Pesisir selatan Yogyakarta merupakan daerah dengan elevasi yang berkisar dari 0 sampai 10 meter. Oleh karena itu pesisir selatan Yogyakarta termasuk kategori yang cenderung rentan terhadap kenaikan muka laut. Elevasi yang terdapat di pesisir selatan Yogyakarta dapat dilihat pada Gambar 12.

Parameter Elevasi

Gambar 12. Elevasi di Pesisir Selatan Yogyakarta

Wilayah dengan elevasi rendah umumnya berbatasan dengan Samudera Indonesia. Ketinggian wilayah di Kecamatan Srandakan dan Sanden merupakan daerah terendah diantara kecamatan lain di Kabupaten Bantul, yaitu berkisar dari 0 sampai 25 meter dari permukaan laut (Pemerintah Kabupaten Bantul, 2007).

Elevasi pantai merupakan salah satu parameter untuk menentukan potensi terhadap genangan. Menurut Marwasta dan Priyono (2007), apabila terjadi gelombang pasang maka pantai dengan morfologi landai dapat menyebabkan air akan masuk ke daratan relatif jauh sehingga luapan airnya sangat luas.

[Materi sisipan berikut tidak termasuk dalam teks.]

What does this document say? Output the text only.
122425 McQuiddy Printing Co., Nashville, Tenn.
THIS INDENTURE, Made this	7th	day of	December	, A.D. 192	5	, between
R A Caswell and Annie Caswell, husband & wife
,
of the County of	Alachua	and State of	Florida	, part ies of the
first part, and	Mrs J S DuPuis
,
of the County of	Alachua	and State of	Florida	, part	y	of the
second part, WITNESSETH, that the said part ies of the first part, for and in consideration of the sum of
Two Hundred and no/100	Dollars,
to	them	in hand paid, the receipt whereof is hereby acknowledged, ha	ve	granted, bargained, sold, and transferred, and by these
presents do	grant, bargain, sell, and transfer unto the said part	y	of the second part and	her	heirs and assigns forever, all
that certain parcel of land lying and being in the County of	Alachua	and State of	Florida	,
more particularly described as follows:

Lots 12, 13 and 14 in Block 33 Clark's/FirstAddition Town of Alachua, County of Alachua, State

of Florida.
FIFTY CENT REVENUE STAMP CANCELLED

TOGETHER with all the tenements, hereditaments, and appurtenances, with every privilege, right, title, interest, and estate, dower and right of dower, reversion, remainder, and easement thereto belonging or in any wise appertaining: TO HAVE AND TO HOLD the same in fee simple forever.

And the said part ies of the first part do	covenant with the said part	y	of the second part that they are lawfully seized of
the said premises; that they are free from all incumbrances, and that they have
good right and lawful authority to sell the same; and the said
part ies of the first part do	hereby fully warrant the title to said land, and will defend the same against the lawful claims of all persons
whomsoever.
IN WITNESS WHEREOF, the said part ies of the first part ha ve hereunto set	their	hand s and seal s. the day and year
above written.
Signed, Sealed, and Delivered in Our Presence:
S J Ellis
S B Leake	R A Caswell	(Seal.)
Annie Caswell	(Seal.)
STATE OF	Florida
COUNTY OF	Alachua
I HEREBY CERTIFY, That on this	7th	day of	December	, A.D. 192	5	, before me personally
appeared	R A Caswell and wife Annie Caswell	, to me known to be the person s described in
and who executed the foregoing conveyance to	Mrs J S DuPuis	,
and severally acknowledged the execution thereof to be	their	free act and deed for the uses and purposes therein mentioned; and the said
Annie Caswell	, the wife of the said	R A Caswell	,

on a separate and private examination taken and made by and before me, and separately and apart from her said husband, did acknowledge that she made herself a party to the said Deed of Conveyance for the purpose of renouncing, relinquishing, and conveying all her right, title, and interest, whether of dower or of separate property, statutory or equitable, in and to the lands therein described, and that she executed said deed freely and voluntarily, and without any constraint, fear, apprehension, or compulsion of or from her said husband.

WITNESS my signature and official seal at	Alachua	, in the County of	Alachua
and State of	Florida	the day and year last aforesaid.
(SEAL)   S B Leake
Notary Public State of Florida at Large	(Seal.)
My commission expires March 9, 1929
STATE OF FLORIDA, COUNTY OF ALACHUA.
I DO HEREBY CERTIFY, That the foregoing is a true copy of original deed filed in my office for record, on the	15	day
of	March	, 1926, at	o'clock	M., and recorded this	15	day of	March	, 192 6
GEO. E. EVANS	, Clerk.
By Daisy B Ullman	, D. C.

Secara fisiografis kondisi Kabupaten Kulon Progo wilayahnya adalah daerah datar, meskipun dikelilingi pegunungan yang sebagian besar terletak di wilayah utara. Kawasan pantai selatan Kulon Progo merupakan lahan dengan kelerengan 0-3% atau termasuk dalam lahan dengan topografi datar. Ketinggian

wilayah kawasan pantai selatan berkisar 0-12 meter di atas permukaan laut (dpl). Titik terendah berada di garis tepian pantai, sedangkan titik tertinggi terletak di Cubung Kalangan, Desa Garongan (Badan Pusat Statistik Kabupaten Kulon Progo, 2010).